Each day hundreds of patients, from babies to adults, line up at the Ubuntu HIV Clinic in Khayelitsha - the largest TB and HIV facility in the Western Cape.
Helping each of them on their road to recovery is 31-year-old senior medical officer Funeka Bango.
Vuk’uzenzele paid a visit to the clinic recently to learn more about this inspirational woman, who is making a difference in the lives of her patients.
In response to the growing epidemic of drugresistant tuberculosis (DR-TB) in Khayelitsha, the Western Cape government, the City of Cape Town and Doctors Without Borders got involved in a pilot project to provide treatment to DR-TB patients at a primary care level in 2007.
Khayelitsha has one of the highest burdens of HIV infection and TB in South Africa and the world.
To bring solace to the community, the Ubuntu HIV Clinic provides residents with the best possible HIV and TB care and treatment, antiretrovirals (ARVs) and health screenings. The Ubuntu HIV Clinic was also the first clinic in the country to roll out ARVs.
Dr Bango and her team are at the forefront of providing these services to those in desperate need of them.
Recalling the day she first joined the clinic in 2006, Dr Bango says, “When I entered the clinic for the first time I was shocked. There were people everywhere - sitting, standing and lying on the floor. People were really sick but now when you walk around our clinic you will see people are healthier. The first few months were extremely hectic but this is where I am supposed to be. I’ve found my calling.”
She administers ARVs and treats patients with HIV/AIDS and TB. In the past six years Dr Bango has seen visible improvements in her patients, thanks to the ARVs that have changed their quality of life.
The Ubuntu HIV Clinic sees patients streaming in from all over the province for treatment, with close to 7 000 patients visiting the clinic every month.
To assist with the patient overload a club for stable patients was created. Club patients are those who are maintaining and managing the disease well.
They get screened, scripted, educated on administering the ARVs themselves and receive a two-month supply.
“If we did not start the club, these patients would have to wait for hours for treatment,” says Dr Bango. The club helps the clinic provide services and treatment to patients on a larger scale daily.
Working with sick patients comes with its fair share of highs and lows, admits Dr Bango. The lows, she says, are hearing the struggles her patients face each day but the highs are seeing people get healthy and able to continue with their lives.
Despite the improvements in patients on ARVs, Dr Bango says there is still a huge problem of behaviour that needs to be addressed.
“It is very difficult to change behaviour and we as doctors can’t fight that battle alone. By the time we see a patient it is too late, they have already contracted the virus. We need parents, teachers and community leaders to come to the party and play their role in fighting HIV.”
“People only rely on government to fight the scourge.

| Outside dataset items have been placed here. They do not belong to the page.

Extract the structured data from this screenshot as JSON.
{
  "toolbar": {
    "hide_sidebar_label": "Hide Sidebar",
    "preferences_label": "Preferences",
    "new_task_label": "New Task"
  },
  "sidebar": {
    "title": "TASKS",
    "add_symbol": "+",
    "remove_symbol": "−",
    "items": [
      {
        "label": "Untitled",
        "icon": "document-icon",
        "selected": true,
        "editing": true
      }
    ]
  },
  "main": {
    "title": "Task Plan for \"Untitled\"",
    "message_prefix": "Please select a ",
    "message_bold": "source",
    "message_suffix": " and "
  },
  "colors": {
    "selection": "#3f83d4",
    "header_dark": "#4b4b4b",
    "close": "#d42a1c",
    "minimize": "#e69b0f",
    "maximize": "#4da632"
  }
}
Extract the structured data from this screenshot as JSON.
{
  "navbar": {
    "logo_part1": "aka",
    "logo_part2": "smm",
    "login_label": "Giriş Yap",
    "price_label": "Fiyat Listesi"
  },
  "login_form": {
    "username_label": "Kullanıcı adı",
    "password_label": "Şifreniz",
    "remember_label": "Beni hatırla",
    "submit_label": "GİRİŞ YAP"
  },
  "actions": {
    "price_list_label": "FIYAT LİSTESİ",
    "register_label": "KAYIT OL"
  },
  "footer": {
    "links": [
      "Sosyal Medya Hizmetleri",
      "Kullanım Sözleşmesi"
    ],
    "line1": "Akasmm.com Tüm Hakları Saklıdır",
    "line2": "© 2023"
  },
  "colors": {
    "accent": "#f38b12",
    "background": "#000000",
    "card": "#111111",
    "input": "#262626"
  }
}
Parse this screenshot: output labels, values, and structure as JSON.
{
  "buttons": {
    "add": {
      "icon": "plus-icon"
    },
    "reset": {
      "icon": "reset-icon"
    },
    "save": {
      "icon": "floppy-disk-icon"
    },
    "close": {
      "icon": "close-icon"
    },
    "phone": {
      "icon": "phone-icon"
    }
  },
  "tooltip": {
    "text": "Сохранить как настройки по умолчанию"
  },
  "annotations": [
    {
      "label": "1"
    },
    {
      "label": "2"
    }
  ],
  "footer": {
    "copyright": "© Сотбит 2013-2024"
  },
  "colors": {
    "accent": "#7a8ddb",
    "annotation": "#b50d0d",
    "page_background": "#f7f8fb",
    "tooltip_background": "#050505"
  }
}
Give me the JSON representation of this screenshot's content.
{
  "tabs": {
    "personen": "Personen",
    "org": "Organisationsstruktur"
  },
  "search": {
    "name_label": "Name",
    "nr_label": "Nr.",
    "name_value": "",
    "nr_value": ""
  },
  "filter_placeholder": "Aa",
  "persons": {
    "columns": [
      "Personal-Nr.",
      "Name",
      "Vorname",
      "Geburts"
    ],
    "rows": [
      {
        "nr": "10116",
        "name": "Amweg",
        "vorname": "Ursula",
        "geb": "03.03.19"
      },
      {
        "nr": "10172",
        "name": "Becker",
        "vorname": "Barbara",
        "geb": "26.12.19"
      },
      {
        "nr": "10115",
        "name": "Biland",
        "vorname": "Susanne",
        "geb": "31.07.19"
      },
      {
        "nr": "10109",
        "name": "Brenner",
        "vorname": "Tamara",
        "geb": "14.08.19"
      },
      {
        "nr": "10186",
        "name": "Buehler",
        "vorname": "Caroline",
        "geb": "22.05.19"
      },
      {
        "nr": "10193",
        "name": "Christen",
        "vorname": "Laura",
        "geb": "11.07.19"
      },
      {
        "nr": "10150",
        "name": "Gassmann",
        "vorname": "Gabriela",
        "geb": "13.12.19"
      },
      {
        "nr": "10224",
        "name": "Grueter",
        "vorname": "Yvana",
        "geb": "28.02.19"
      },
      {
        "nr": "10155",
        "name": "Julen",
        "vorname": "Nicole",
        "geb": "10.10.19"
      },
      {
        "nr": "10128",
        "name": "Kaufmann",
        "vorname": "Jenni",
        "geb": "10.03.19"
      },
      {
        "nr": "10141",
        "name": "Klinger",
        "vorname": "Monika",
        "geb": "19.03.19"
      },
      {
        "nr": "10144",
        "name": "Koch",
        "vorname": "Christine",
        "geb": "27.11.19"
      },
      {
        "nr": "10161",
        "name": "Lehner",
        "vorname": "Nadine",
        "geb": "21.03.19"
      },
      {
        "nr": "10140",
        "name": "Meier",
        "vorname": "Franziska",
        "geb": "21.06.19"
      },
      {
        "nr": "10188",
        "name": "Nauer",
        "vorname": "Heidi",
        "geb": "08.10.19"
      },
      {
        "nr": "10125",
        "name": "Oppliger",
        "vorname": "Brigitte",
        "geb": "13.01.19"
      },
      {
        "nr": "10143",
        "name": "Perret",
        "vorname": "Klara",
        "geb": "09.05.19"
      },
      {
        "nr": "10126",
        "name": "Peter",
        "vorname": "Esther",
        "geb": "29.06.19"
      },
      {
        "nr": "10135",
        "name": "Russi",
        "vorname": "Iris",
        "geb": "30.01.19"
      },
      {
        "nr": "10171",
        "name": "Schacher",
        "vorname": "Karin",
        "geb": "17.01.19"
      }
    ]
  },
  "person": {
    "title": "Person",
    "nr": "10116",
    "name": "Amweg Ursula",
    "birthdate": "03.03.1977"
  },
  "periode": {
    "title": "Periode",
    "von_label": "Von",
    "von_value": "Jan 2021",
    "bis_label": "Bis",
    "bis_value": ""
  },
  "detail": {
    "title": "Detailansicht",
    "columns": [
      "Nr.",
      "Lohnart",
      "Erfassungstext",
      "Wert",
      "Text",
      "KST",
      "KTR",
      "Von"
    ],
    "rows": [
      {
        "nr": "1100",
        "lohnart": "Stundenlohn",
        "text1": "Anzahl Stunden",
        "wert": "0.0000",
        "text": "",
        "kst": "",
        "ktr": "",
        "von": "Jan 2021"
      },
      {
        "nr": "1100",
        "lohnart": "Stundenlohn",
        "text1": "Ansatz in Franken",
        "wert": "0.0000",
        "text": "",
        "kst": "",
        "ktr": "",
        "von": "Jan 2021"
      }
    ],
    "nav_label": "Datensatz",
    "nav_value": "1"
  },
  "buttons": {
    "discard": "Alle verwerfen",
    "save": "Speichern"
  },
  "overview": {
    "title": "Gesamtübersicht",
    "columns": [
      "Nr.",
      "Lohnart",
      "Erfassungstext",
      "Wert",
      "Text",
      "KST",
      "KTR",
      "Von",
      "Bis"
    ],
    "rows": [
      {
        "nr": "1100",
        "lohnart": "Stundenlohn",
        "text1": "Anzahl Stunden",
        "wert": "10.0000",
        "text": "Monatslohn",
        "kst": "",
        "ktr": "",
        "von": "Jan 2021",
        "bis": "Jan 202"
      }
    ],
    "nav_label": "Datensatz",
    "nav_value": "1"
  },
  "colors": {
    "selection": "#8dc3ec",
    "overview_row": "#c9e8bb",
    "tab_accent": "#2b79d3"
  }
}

Government has come to the party with breakthroughs in research, new hospitals and clinics are being built, the implementation and introduction of the National Health Insurance, HIV Counselling and Testing Campaigns and getting more people on ARVs, but communities must now step up and play their part too.”
Communities and families need to lead by example and change their behaviour in order to fight HIV/AIDS, she adds.
Dr Bango lives by the motto, “Dare to accomplish big things by making a difference to others”.
With a medical degree, a Diploma in Advanced Health Care Management and another in HIV Management under her belt, Dr Bango is still pushing herself to ensure she is armed with the best knowledge in her field. She is currently completing her Master’s degree in Public Health at the University of Cape Town.